[Tutor] Connection/Analyis Order

Jeff Shannon jeff@ccvcorp.com
Tue, 04 Jun 2002 09:14:36 -0700


Russell Bungay wrote:

> Given my current status, I tend to favour 1, but over dial up would 2 or
> 3 make more sense?

Personally, I'd be inclined to use #2 in any case.  It depends not only on
your connection to your mailserver, but also to the connection to the
webserver that you're publishing your data on.  I'd think that you will
probably want to update the web page only once for each run of your script.
To my mind, the simplest way to do this is stepwise -- first grab all data,
then analyze all data, then publish the results.

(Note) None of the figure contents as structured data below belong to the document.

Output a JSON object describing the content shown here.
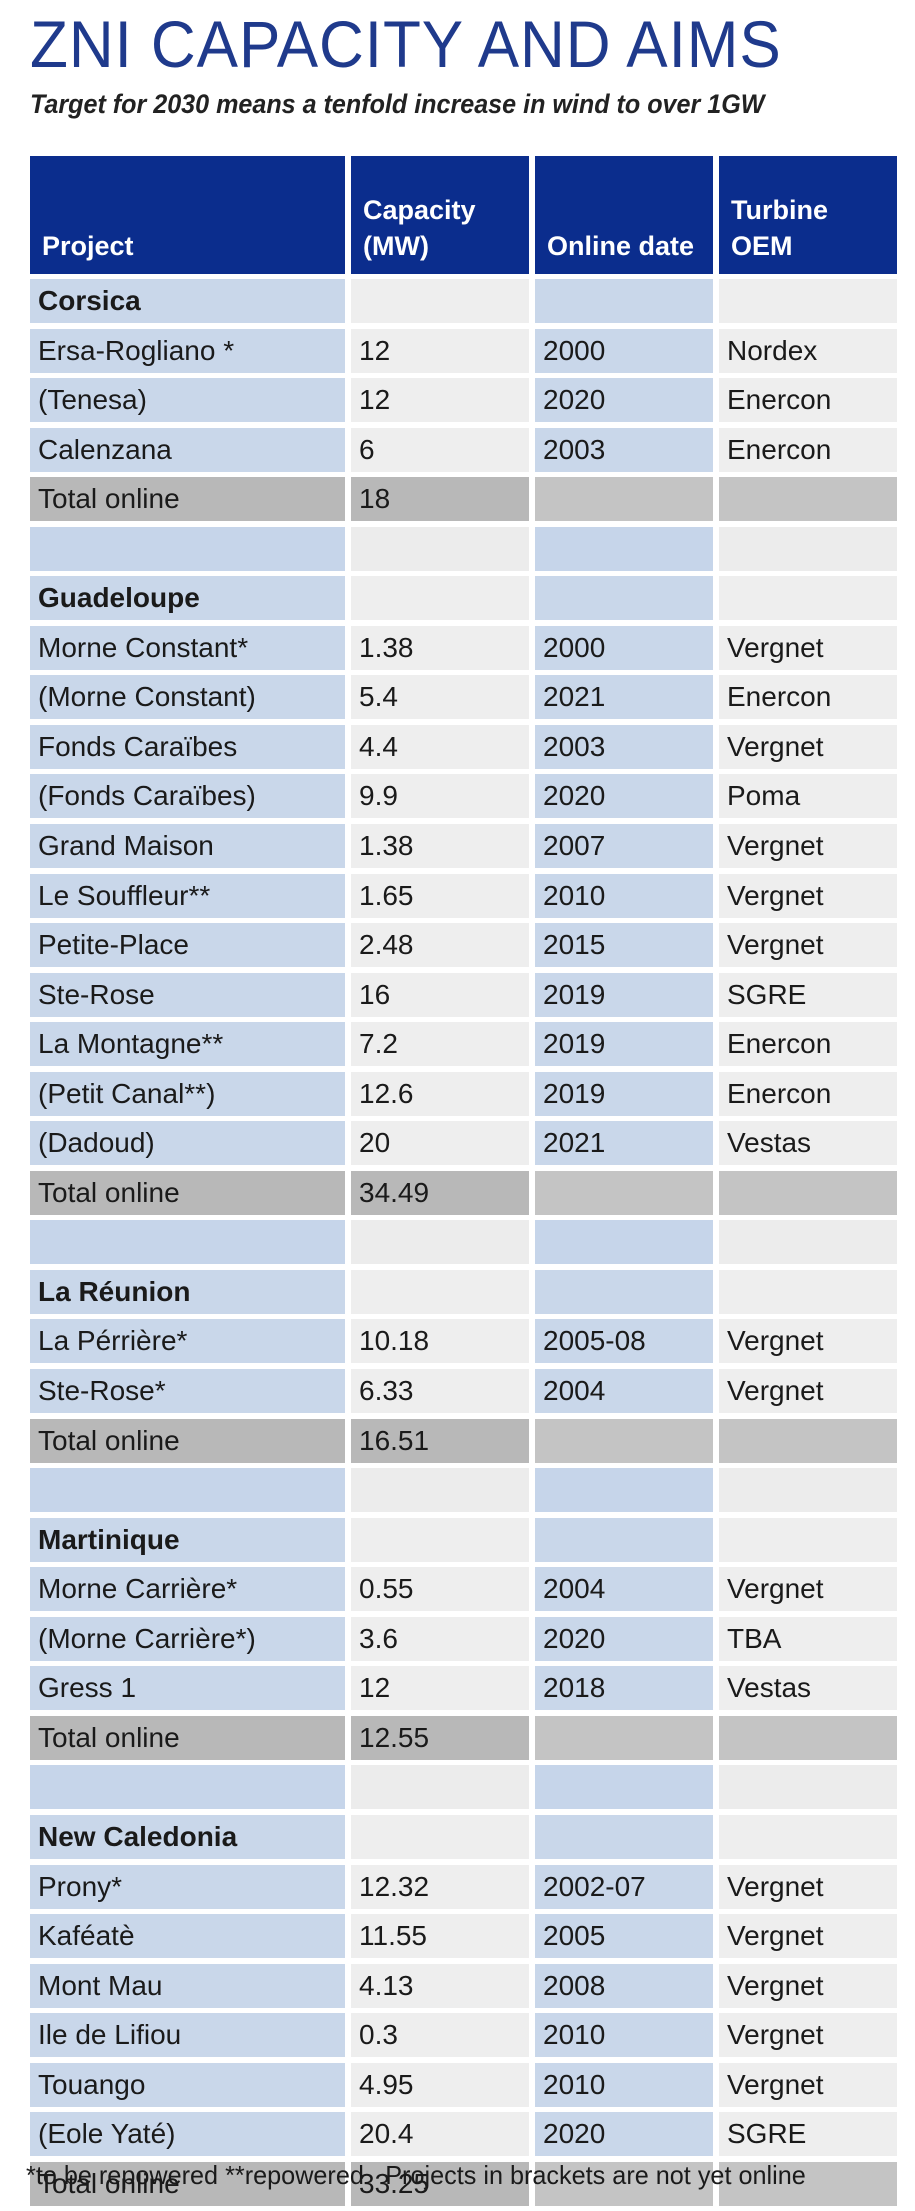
{
  "title": "ZNI CAPACITY AND AIMS",
  "subtitle": "Target for 2030 means a tenfold increase in wind to over 1GW",
  "colors": {
    "header_bg": "#0b2d8d",
    "title": "#1f3a8c",
    "blue_cell": "#c9d7ea",
    "grey_cell": "#eeeeee",
    "total_cell": "#b8b8b8"
  },
  "table": {
    "headers": [
      [
        "Project"
      ],
      [
        "Capacity",
        "(MW)"
      ],
      [
        "Online date"
      ],
      [
        "Turbine",
        "OEM"
      ]
    ],
    "rows": [
      {
        "type": "region",
        "cells": [
          "Corsica",
          "",
          "",
          ""
        ]
      },
      {
        "type": "data",
        "cells": [
          "Ersa-Rogliano *",
          "12",
          "2000",
          "Nordex"
        ]
      },
      {
        "type": "data",
        "cells": [
          "(Tenesa)",
          "12",
          "2020",
          "Enercon"
        ]
      },
      {
        "type": "data",
        "cells": [
          "Calenzana",
          "6",
          "2003",
          "Enercon"
        ]
      },
      {
        "type": "total",
        "cells": [
          "Total online",
          "18",
          "",
          ""
        ]
      },
      {
        "type": "spacer",
        "cells": [
          "",
          "",
          "",
          ""
        ]
      },
      {
        "type": "region",
        "cells": [
          "Guadeloupe",
          "",
          "",
          ""
        ]
      },
      {
        "type": "data",
        "cells": [
          "Morne Constant*",
          "1.38",
          "2000",
          "Vergnet"
        ]
      },
      {
        "type": "data",
        "cells": [
          "(Morne Constant)",
          "5.4",
          "2021",
          "Enercon"
        ]
      },
      {
        "type": "data",
        "cells": [
          "Fonds Caraïbes",
          "4.4",
          "2003",
          "Vergnet"
        ]
      },
      {
        "type": "data",
        "cells": [
          "(Fonds Caraïbes)",
          "9.9",
          "2020",
          "Poma"
        ]
      },
      {
        "type": "data",
        "cells": [
          "Grand Maison",
          "1.38",
          "2007",
          "Vergnet"
        ]
      },
      {
        "type": "data",
        "cells": [
          "Le Souffleur**",
          "1.65",
          "2010",
          "Vergnet"
        ]
      },
      {
        "type": "data",
        "cells": [
          "Petite-Place",
          "2.48",
          "2015",
          "Vergnet"
        ]
      },
      {
        "type": "data",
        "cells": [
          "Ste-Rose",
          "16",
          "2019",
          "SGRE"
        ]
      },
      {
        "type": "data",
        "cells": [
          "La Montagne**",
          "7.2",
          "2019",
          "Enercon"
        ]
      },
      {
        "type": "data",
        "cells": [
          "(Petit Canal**)",
          "12.6",
          "2019",
          "Enercon"
        ]
      },
      {
        "type": "data",
        "cells": [
          "(Dadoud)",
          "20",
          "2021",
          "Vestas"
        ]
      },
      {
        "type": "total",
        "cells": [
          "Total online",
          "34.49",
          "",
          ""
        ]
      },
      {
        "type": "spacer",
        "cells": [
          "",
          "",
          "",
          ""
        ]
      },
      {
        "type": "region",
        "cells": [
          "La Réunion",
          "",
          "",
          ""
        ]
      },
      {
        "type": "data",
        "cells": [
          "La Pérrière*",
          "10.18",
          "2005-08",
          "Vergnet"
        ]
      },
      {
        "type": "data",
        "cells": [
          "Ste-Rose*",
          "6.33",
          "2004",
          "Vergnet"
        ]
      },
      {
        "type": "total",
        "cells": [
          "Total online",
          "16.51",
          "",
          ""
        ]
      },
      {
        "type": "spacer",
        "cells": [
          "",
          "",
          "",
          ""
        ]
      },
      {
        "type": "region",
        "cells": [
          "Martinique",
          "",
          "",
          ""
        ]
      },
      {
        "type": "data",
        "cells": [
          "Morne Carrière*",
          "0.55",
          "2004",
          "Vergnet"
        ]
      },
      {
        "type": "data",
        "cells": [
          "(Morne Carrière*)",
          "3.6",
          "2020",
          "TBA"
        ]
      },
      {
        "type": "data",
        "cells": [
          "Gress 1",
          "12",
          "2018",
          "Vestas"
        ]
      },
      {
        "type": "total",
        "cells": [
          "Total online",
          "12.55",
          "",
          ""
        ]
      },
      {
        "type": "spacer",
        "cells": [
          "",
          "",
          "",
          ""
        ]
      },
      {
        "type": "region",
        "cells": [
          "New Caledonia",
          "",
          "",
          ""
        ]
      },
      {
        "type": "data",
        "cells": [
          "Prony*",
          "12.32",
          "2002-07",
          "Vergnet"
        ]
      },
      {
        "type": "data",
        "cells": [
          "Kaféatè",
          "11.55",
          "2005",
          "Vergnet"
        ]
      },
      {
        "type": "data",
        "cells": [
          "Mont Mau",
          "4.13",
          "2008",
          "Vergnet"
        ]
      },
      {
        "type": "data",
        "cells": [
          "Ile de Lifiou",
          "0.3",
          "2010",
          "Vergnet"
        ]
      },
      {
        "type": "data",
        "cells": [
          "Touango",
          "4.95",
          "2010",
          "Vergnet"
        ]
      },
      {
        "type": "data",
        "cells": [
          "(Eole Yaté)",
          "20.4",
          "2020",
          "SGRE"
        ]
      },
      {
        "type": "total",
        "cells": [
          "Total online",
          "33.25",
          "",
          ""
        ]
      }
    ]
  },
  "footnote": {
    "left": "*to be repowered **repowered",
    "right": "Projects in brackets are not yet online"
  }
}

If you *do* decide to use option #3 and go with threads, you will
*definately* want to look into the Queue module.  Queue does exactly what
you'd need for passing chunks of data from one thread to another, safely.
Your producer thread(s) add data to the Queue, your consumer thread(s) pull
data from the Queue, and the Queue itself will make sure that nobody steps
on each other's toes.  You could also have a separate "publisher" thread --
once your data has been analyzed by your parser thread, the results can be
put in another Queue to be pulled out by the publisher thread.  That thread
could accumulate results from multiple messages, and when the Queue is
empty, update your web page.  Or perhaps the publisher should wait for the
Queue to be empty for longer than some time limit, such as half a second, to
allow for some slight delays in the reading/parsing.

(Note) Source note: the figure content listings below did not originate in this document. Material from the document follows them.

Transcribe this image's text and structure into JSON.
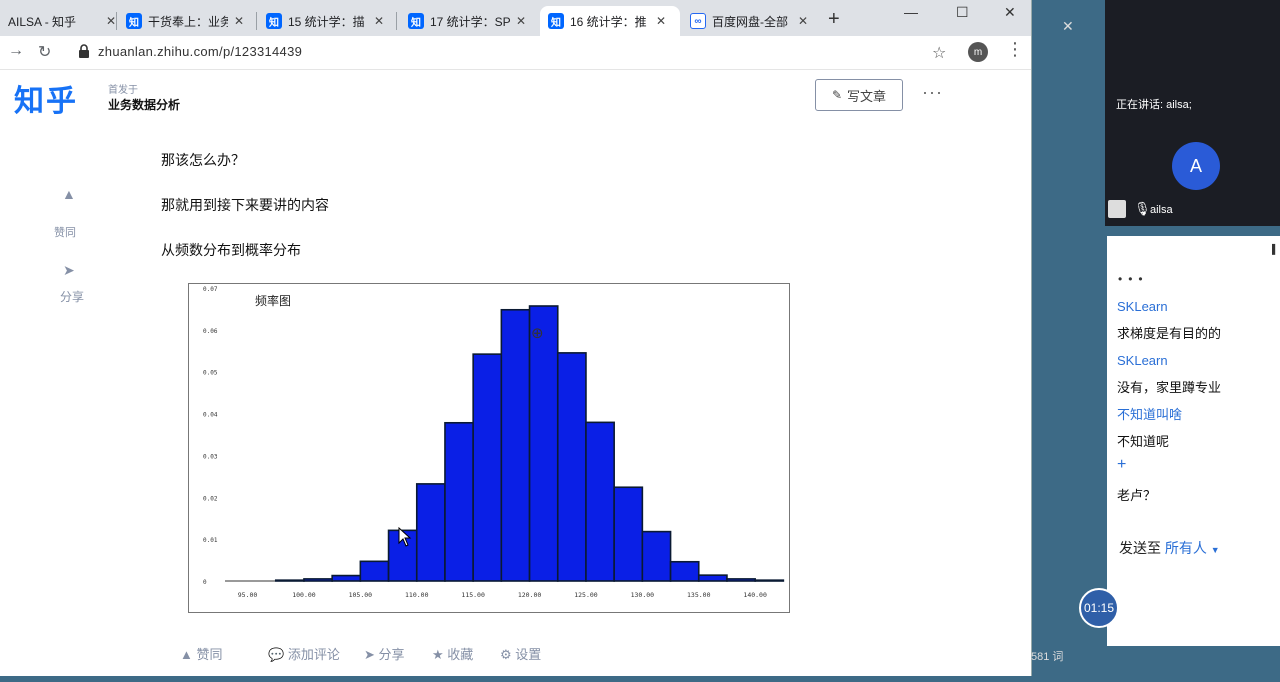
{
  "browser": {
    "tabs": [
      {
        "label": "AILSA - 知乎",
        "favicon": "zhihu-icon",
        "active": false
      },
      {
        "label": "干货奉上：业务",
        "favicon": "zhihu-icon",
        "active": false
      },
      {
        "label": "15 统计学：描",
        "favicon": "zhihu-icon",
        "active": false
      },
      {
        "label": "17 统计学：SP",
        "favicon": "zhihu-icon",
        "active": false
      },
      {
        "label": "16 统计学：推",
        "favicon": "zhihu-icon",
        "active": true
      },
      {
        "label": "百度网盘-全部",
        "favicon": "baidu-icon",
        "active": false
      }
    ],
    "favicon_text": "知",
    "new_tab": "+",
    "url": "zhuanlan.zhihu.com/p/123314439",
    "profile_initial": "m"
  },
  "page": {
    "logo": "知乎",
    "column_first_line": "首发于",
    "column_name": "业务数据分析",
    "write_button": "写文章",
    "more": "···",
    "side_up_label": "赞同",
    "side_share_label": "分享",
    "paragraphs": [
      "那该怎么办？",
      "那就用到接下来要讲的内容",
      "从频数分布到概率分布"
    ],
    "actions": {
      "comment": "添加评论",
      "share": "分享",
      "favorite": "收藏",
      "settings": "设置"
    },
    "word_count": "581 词"
  },
  "chart_data": {
    "type": "bar",
    "title": "频率图",
    "xlabel": "",
    "ylabel": "",
    "x_ticks": [
      "95.00",
      "100.00",
      "105.00",
      "110.00",
      "115.00",
      "120.00",
      "125.00",
      "130.00",
      "135.00",
      "140.00"
    ],
    "y_ticks": [
      "0",
      "0.01",
      "0.02",
      "0.03",
      "0.04",
      "0.05",
      "0.06",
      "0.07"
    ],
    "xlim": [
      93,
      143
    ],
    "ylim": [
      0,
      0.07
    ],
    "bin_width": 2.5,
    "bins_start": [
      97.5,
      100,
      102.5,
      105,
      107.5,
      110,
      112.5,
      115,
      117.5,
      120,
      122.5,
      125,
      127.5,
      130,
      132.5,
      135,
      137.5,
      140
    ],
    "values": [
      0.0002,
      0.0005,
      0.0013,
      0.0047,
      0.0121,
      0.0232,
      0.0378,
      0.0542,
      0.0648,
      0.0657,
      0.0545,
      0.0379,
      0.0224,
      0.0118,
      0.0046,
      0.0014,
      0.0005,
      0.0002
    ],
    "bar_color": "#0a1fe6",
    "edge_color": "#0a1a33"
  },
  "meeting": {
    "speaking": "正在讲话: ailsa;",
    "avatar_initial": "A",
    "user_name": "ailsa",
    "chat": [
      {
        "sender": "SKLearn",
        "message": "求梯度是有目的的"
      },
      {
        "sender": "SKLearn",
        "message": "没有，家里蹲专业"
      },
      {
        "sender": "不知道叫啥",
        "message": "不知道呢"
      }
    ],
    "last_message": "老卢？",
    "send_to_label": "发送至",
    "send_to_target": "所有人",
    "timer": "01:15"
  }
}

> I have never done any thread programming before (though Prog. Python
> makes it look easy enough), but I am concerned about different threads
> accessing the storage of the data at incompatible times and mucking it
> up and similar problems connecting to the mail server (I want to delete
> successfully analysed mails.)

Thread programming isn't *too* complicated if you're careful... ;)  If you
use a Queue to manage any data passed between threads, you'll probably be in
good shape.  Just be sure to think about all the possible conditions of "if
*this* thread does X before or after *that* thread does Y, what will the
effect be?"  It's easy to assume a particular order of occurrences, but with
threading those assumptions are dangerous -- if the order is important, then
you *must* enforce it with thread synchronization techniques (of which
Queues are perhaps the easiest...)

And, while I haven't done anything with IMAP mailservers, using poplib to
access POP3 accounts *is* indeed dead easy.  :)  (I sometimes check my home
email while I'm at work, by firing up the Python interpreter and
interactively poking through it with poplib...)

Jeff Shannon
Technician/Programmer
Credit International